With careful installation, the extensive machinery needed for a large aquarium can be placed where it will not detract from the aesthetic -- sometimes under the tank. But Holland recommends finding a remote location, such as a basement or garage. Maintenance for these tanks may require a professional service.

Before setting up the tank and equipment, homeowners need to choose between saltwater and freshwater fish.

"There's a continuing prejudice and myth that freshwater fish aren't are as colorful, when in fact there are quite a few species of freshwater fish that are fantastically colorful," Holland said, naming cichlids from Africa and Central America as an example.

Another popular option is a coral reef tank, which can be populated without affecting the endangered coral reefs along the U.S. coast.
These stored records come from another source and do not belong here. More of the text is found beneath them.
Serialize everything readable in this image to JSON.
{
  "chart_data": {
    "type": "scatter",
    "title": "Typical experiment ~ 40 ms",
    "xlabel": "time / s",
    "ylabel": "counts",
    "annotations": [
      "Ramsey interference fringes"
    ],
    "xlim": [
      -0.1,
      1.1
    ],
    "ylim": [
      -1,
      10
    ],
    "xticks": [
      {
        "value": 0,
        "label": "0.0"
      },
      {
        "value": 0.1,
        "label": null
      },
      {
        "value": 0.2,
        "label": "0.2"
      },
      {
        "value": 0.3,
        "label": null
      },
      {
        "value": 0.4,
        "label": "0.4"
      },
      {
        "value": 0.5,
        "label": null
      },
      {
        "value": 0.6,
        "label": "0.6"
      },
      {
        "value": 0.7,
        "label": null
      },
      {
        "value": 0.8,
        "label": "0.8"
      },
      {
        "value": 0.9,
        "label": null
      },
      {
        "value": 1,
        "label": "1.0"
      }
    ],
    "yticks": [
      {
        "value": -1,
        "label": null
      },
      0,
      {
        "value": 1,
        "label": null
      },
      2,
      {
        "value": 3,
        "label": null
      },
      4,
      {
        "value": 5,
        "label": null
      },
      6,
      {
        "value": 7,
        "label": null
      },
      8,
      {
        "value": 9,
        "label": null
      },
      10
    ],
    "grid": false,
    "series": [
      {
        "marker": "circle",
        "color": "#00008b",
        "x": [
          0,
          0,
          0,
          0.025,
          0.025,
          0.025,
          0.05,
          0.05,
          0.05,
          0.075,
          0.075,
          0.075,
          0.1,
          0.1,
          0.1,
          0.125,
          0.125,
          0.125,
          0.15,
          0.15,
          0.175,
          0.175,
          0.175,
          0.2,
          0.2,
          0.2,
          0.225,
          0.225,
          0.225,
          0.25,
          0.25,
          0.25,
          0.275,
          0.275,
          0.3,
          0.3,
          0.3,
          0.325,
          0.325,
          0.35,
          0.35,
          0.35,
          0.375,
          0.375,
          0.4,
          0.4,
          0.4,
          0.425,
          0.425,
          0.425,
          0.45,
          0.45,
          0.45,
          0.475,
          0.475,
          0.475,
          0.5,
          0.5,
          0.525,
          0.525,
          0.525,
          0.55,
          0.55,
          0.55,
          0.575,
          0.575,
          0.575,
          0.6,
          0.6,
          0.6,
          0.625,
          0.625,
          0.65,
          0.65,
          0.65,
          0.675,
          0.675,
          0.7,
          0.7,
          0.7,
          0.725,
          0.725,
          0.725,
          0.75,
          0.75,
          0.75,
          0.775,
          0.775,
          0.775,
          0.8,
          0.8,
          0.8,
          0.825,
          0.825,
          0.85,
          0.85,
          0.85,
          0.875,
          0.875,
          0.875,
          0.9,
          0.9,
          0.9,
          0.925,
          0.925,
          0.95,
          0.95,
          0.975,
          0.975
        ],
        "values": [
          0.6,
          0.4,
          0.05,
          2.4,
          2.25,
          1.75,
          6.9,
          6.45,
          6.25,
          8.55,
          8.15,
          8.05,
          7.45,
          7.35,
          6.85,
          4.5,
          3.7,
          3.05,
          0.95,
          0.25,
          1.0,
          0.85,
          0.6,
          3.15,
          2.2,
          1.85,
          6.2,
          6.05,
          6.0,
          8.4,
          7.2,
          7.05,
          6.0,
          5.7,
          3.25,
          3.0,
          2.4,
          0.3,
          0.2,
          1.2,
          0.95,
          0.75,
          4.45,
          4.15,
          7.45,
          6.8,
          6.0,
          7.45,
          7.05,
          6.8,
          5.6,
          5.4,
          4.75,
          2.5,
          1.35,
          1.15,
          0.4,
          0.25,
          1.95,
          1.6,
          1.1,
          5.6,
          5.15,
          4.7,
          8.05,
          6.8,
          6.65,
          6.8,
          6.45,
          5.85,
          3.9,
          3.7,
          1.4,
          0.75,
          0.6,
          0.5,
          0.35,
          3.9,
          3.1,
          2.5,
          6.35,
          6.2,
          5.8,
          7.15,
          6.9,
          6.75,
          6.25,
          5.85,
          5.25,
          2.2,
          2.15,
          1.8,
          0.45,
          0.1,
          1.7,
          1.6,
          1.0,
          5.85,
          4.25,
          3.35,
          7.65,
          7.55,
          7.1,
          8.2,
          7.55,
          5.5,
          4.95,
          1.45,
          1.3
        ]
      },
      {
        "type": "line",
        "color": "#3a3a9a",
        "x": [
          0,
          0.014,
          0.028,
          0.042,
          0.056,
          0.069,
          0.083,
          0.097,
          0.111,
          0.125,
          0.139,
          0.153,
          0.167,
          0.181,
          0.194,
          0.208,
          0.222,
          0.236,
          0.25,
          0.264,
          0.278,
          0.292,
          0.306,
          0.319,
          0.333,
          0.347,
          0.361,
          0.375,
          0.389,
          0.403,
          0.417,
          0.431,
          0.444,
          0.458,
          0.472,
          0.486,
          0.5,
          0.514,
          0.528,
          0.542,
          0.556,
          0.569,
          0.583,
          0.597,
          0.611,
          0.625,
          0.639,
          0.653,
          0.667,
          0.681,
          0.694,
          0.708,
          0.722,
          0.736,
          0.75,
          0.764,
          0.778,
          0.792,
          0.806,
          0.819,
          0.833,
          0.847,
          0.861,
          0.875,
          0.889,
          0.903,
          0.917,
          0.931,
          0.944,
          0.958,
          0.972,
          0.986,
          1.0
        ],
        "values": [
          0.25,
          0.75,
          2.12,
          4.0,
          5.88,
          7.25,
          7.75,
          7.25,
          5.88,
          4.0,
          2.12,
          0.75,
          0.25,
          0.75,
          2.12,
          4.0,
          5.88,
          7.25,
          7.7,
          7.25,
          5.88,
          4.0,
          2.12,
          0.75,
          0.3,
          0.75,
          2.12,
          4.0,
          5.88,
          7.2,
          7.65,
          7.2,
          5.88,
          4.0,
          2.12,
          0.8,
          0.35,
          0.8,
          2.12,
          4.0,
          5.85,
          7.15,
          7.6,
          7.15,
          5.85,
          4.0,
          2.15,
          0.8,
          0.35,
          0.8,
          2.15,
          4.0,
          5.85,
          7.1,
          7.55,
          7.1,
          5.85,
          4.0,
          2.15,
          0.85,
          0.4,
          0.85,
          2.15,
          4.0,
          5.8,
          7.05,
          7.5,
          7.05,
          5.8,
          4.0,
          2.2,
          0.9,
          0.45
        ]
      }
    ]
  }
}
Rather than buying corals taken from the wild and then bleached, there now are attractive artificial alternatives or living corals farmed in the ocean specifically for the aquarium trade. Some saltwater fish, such as the popular clownfish, now are captive-raised as well.

As a design element, architect Miche Booz, of Brookeville, Md., said aquariums can be used in either a sculptural or a functional way.

It simply can be a piece of art, "an object of curiosity and beauty that's interesting to look at," Booz said.

Another approach is to incorporate an aquarium into something that you already have.

For example, Booz designed a bathroom with an aquarium as part of a wall partitioning the room in two. He surrounded it with cabinets that both conceal the equipment and provide storage.

The aquarium's design must consider the well-being of the fish as well as the decor, one reason that Holland works with a minimum tank size of 150 gallons, generally starting at a cost of $15,000.

Holland said a smaller tank cannot maintain a stable enough environment, and he is as concerned about the animals as he is about aesthetics. "I measure success in fish that live for years," he said.